The young man is still stunned and looks quite emotionally wounded. And now the most unreal scene starts to unfold. Here I am trying to explain to the paunchy, inept cop that, "No, no, this guy was stopped at the red and everyone else was yelling at him to go, and the other light was showing green and he didn't want to go and he's innocent like anything and wait...! I TOLD HIM HE HAD TO GO," etc etc etc. Hah. Fat chance the cop registered anything. He looked at me with utter laziness and said, "You go, maydum." Nawwwwwww.....

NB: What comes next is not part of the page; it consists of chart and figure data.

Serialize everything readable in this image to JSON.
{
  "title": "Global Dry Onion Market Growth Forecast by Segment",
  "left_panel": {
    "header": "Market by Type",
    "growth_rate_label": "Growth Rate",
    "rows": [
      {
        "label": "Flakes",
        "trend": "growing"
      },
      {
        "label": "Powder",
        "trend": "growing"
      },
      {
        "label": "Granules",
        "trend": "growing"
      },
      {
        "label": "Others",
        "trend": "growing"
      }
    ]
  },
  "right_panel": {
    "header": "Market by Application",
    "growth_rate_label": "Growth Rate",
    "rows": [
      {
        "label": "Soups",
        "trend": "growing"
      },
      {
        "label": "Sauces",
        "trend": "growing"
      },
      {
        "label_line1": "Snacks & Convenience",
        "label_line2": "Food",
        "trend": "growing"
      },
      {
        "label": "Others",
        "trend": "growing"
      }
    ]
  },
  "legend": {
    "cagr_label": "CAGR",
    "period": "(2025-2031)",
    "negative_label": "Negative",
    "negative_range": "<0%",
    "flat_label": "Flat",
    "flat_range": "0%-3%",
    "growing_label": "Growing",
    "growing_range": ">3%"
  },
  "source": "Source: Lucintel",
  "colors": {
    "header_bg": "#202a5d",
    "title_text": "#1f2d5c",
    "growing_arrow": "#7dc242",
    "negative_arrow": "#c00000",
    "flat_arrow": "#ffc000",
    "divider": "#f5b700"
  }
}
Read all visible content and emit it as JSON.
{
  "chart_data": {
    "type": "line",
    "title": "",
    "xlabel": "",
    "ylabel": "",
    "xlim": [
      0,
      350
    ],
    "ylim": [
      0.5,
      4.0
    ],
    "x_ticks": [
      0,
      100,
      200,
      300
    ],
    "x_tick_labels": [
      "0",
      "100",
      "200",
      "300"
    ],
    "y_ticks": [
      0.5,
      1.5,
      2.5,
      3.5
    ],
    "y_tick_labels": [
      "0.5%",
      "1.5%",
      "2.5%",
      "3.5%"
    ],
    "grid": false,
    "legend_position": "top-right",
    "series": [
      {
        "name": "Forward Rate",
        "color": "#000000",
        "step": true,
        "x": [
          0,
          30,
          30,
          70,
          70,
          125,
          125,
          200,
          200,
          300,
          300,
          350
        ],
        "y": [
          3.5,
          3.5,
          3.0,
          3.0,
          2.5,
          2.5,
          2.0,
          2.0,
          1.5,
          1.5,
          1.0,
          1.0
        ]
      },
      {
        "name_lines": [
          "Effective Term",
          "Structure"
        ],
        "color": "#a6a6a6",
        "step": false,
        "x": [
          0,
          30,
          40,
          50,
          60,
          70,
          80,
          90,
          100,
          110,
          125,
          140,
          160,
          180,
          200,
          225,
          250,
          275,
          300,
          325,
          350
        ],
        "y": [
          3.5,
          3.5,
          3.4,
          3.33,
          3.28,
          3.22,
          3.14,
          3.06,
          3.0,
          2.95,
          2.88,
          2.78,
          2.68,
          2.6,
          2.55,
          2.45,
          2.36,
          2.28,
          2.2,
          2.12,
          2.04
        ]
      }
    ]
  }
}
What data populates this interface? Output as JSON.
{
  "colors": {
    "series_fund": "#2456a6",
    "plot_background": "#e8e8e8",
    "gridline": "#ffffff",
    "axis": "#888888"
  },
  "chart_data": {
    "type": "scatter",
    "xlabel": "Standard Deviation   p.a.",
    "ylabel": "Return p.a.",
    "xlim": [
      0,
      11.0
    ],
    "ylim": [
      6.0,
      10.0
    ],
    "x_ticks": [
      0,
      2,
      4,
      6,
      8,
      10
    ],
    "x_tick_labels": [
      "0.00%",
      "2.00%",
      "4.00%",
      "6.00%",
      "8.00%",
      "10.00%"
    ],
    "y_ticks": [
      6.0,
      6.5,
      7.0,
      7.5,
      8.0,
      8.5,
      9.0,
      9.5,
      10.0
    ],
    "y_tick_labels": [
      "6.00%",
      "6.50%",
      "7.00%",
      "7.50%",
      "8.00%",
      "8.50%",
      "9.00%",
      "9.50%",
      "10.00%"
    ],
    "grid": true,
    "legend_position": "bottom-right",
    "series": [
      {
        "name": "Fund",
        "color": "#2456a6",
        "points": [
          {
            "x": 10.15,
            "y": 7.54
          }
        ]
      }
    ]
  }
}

I of course start apologising to young man and his wife/gal pal, and they smile sweetly at me and say, "No, not your fault," "This happens," etc. I try hanging out and explaining to the cop again, but he just totally disregards me and tells me to be on my way. Young sweet couple shrug and wave me a "No problem, you carry on," and me and my broken heart, feeling extremely guilty and stupid and very angry, make our way home (having to take a wide detour because I had turned left etc etc). And what really gets my goat is I'm sure there were folks in the cars behind Innocent Victim who had a good laugh at what happened to him on account of their nonsense. Sheesh.

So there.

That's what happens when I go looking for sawaab any which way I get it. Grrrowl. I'm mad. As in, pissed off with what happened.